26 Toen maakte zich al het volk op, van de minste tot den meeste, en de oversten der heiren, en kwamen in Egypte; want zij vreesden voor de Chaldeen.
於是所有的人民,不分貴賤大小和眾軍長,因為害怕加色丁人,都起身逃往埃及去了。
27 Het geschiedde daarna in het zeven en dertigste jaar der wegvoering van Jojachin, den koning van Juda, in de twaalfde maand, op den zeven en twintigsten der maand, dat Evilmerodach, de koning van Babel, in het jaar, als hij koning werd, het hoofd van Jojachin, den koning van Juda, uit het gevangenhuis, verhief.
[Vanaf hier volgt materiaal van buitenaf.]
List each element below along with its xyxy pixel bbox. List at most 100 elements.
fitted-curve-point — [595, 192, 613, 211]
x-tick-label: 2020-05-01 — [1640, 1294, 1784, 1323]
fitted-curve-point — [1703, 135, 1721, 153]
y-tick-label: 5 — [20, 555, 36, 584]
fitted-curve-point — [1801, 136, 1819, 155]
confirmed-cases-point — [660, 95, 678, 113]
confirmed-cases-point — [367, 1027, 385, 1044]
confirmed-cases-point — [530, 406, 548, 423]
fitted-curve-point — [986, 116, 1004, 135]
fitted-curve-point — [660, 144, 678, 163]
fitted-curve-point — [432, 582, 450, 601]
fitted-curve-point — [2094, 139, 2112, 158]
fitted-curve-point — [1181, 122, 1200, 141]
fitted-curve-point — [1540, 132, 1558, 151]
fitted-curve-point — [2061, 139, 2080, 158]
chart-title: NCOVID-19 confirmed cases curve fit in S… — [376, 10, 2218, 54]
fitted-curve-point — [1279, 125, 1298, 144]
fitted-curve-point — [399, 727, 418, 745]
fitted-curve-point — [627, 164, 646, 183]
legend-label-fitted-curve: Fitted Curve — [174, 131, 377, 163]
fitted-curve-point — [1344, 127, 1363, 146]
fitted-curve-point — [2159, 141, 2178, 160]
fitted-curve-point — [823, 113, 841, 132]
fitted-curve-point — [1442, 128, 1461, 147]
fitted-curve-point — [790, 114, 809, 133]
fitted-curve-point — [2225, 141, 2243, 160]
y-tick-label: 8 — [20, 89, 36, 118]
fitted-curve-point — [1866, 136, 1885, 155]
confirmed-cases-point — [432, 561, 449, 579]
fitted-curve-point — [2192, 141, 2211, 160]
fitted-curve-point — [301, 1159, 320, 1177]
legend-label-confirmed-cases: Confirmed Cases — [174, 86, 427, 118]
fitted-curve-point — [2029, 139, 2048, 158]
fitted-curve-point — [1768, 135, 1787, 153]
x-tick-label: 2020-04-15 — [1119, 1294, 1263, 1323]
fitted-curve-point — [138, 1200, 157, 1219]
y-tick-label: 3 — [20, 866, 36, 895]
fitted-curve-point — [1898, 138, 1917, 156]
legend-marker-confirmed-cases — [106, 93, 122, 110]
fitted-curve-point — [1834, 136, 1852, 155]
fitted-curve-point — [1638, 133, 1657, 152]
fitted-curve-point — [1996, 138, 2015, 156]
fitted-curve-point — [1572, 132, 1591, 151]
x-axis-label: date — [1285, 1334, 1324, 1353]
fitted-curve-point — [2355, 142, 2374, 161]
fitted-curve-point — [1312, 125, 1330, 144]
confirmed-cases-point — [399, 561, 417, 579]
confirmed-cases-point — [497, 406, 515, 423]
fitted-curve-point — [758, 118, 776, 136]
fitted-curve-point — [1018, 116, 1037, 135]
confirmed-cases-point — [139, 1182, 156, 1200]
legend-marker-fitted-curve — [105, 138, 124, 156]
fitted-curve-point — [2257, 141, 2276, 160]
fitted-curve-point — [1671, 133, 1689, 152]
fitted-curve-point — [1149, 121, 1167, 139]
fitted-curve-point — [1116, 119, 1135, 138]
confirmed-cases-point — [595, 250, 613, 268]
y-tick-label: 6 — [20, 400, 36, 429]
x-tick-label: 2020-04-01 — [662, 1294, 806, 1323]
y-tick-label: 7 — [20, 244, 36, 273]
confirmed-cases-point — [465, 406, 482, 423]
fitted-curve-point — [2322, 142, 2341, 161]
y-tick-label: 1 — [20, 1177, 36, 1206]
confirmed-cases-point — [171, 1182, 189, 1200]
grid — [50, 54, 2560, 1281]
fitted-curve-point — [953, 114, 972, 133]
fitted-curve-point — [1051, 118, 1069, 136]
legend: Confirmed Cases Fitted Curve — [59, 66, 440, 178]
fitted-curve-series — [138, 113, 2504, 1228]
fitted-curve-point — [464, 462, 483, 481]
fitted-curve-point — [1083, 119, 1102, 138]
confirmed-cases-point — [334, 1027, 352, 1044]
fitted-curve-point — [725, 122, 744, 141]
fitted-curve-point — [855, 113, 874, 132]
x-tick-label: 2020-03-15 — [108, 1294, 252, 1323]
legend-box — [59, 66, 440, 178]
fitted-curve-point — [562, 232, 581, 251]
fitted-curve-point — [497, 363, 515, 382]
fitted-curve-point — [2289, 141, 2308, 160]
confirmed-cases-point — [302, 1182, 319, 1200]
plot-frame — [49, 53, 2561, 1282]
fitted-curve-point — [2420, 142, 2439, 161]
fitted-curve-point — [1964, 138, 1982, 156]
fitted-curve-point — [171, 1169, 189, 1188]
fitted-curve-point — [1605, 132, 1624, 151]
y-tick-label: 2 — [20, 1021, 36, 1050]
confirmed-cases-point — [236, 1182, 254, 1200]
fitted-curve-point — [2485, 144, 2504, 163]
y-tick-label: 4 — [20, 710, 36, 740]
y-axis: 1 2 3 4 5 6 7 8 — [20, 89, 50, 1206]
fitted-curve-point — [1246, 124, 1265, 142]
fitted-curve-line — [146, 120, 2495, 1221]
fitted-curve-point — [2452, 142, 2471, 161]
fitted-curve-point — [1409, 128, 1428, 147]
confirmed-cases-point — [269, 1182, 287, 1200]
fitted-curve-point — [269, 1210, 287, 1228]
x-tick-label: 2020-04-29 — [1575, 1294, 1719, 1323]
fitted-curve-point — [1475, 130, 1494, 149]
猶大王耶苛尼雅被擄後第三十七年十二月二十七日,巴比倫王厄威耳默洛達客在他登極元年,大赦猶大王耶苛尼雅,放他出獄,
28 En hij sprak vriendelijk met hem, en stelde zijn stoel boven den stoel der koningen, die bij hem te Babel waren.
親切與他交談,令他坐在與他一同在巴比倫的眾王之上。
29 En hij veranderde de klederen zijner gevangenis, en hij at geduriglijk brood voor zijn aangezicht, al de dagen zijns levens.
耶苛尼雅脫去囚服,以後一生日日與王共進飲食。
30 En aangaande zijn tering, een gedurige tering werd hem van den koning gegeven, elk dagelijks bestemde deel op zijn dag, al de dagen zijns levens.
他的生活費用,在他有生之日,每天不斷由巴比倫王供應。